By definition (I – A) (I – A)^-1 = I, so let C = (I – A)^-1

So C(I – A) = I thus C – CA = I so (C – CA)A^2 = A^2 thus CA^2 – CA^3 = A^2 and since we are given A^3 = 0, we get CA^2 = A^2 and since identity is unique for matrixes, C = I. so C = (I – A)^-1 = I. So (I – A)I = I. So I – A = I. So A = 0.

I could be off on this somewhere, but I’m pretty sure A=0 and your inverse is equal to I. So if this is true B, C,D and E should be solutions. Whereas E is trivial by plugging it in.

 

[Lonely Lemon]

Never mind! Click!

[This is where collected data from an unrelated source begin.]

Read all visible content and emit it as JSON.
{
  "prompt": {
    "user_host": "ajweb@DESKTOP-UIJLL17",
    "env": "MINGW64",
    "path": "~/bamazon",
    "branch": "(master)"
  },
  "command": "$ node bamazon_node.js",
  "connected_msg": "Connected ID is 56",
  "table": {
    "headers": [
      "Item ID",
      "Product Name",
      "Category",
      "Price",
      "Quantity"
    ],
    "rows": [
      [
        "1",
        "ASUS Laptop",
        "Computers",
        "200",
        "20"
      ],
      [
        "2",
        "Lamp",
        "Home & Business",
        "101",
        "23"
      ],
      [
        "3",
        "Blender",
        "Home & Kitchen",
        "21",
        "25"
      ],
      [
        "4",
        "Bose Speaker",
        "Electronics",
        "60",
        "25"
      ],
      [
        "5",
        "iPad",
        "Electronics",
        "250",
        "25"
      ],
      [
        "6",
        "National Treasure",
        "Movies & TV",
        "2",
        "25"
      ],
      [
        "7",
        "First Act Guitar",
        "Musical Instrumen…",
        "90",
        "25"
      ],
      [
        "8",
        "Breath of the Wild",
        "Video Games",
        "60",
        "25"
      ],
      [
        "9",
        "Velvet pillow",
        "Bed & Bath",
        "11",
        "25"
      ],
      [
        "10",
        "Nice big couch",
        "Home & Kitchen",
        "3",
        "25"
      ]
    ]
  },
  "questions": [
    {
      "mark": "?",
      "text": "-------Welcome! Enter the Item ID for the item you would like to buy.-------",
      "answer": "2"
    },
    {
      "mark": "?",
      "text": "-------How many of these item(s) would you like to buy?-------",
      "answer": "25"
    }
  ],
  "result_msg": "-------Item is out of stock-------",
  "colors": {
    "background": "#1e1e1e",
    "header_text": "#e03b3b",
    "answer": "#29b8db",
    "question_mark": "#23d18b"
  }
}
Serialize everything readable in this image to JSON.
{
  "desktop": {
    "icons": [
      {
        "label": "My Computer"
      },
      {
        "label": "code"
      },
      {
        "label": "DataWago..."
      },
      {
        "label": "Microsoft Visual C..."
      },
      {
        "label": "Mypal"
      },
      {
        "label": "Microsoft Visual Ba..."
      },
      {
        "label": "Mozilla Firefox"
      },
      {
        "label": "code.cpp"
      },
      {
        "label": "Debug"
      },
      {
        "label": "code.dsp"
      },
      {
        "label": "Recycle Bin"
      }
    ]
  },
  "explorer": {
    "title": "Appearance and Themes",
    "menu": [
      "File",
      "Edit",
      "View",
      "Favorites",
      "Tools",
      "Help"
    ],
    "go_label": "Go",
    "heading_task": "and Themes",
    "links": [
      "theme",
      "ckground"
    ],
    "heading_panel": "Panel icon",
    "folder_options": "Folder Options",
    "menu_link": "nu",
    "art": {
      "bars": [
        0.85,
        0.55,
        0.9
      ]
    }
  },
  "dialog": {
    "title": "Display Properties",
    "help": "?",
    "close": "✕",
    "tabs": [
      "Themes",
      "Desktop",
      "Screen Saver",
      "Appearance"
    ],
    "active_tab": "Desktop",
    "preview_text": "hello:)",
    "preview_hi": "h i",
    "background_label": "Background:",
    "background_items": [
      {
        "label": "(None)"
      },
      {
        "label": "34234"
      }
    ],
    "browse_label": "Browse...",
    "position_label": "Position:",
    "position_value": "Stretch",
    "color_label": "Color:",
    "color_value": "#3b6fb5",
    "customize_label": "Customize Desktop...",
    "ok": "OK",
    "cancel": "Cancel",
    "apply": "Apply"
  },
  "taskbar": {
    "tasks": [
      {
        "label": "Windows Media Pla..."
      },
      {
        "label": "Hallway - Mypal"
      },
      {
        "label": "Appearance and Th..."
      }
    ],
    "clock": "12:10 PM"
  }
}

Just figured out I should have been going (I-A)(I-A)=...

Thanks for the help

 

[JonF]

If I do that, I get to option C That is (I-A)(I-A)^-1=(I-A)/(I-A)=I

Here you seem to imply that (I-A)^-1 = 1/(I-A). What exactly does it mean to divide the number 1 by the difference of the identity matrix and matrix A? Can you divide a number by a matrix?

This illustrates how important it is to live by your definitions in math. How was A^-1 defined in your class, where A is a matrix? I bet the concept of division was never used.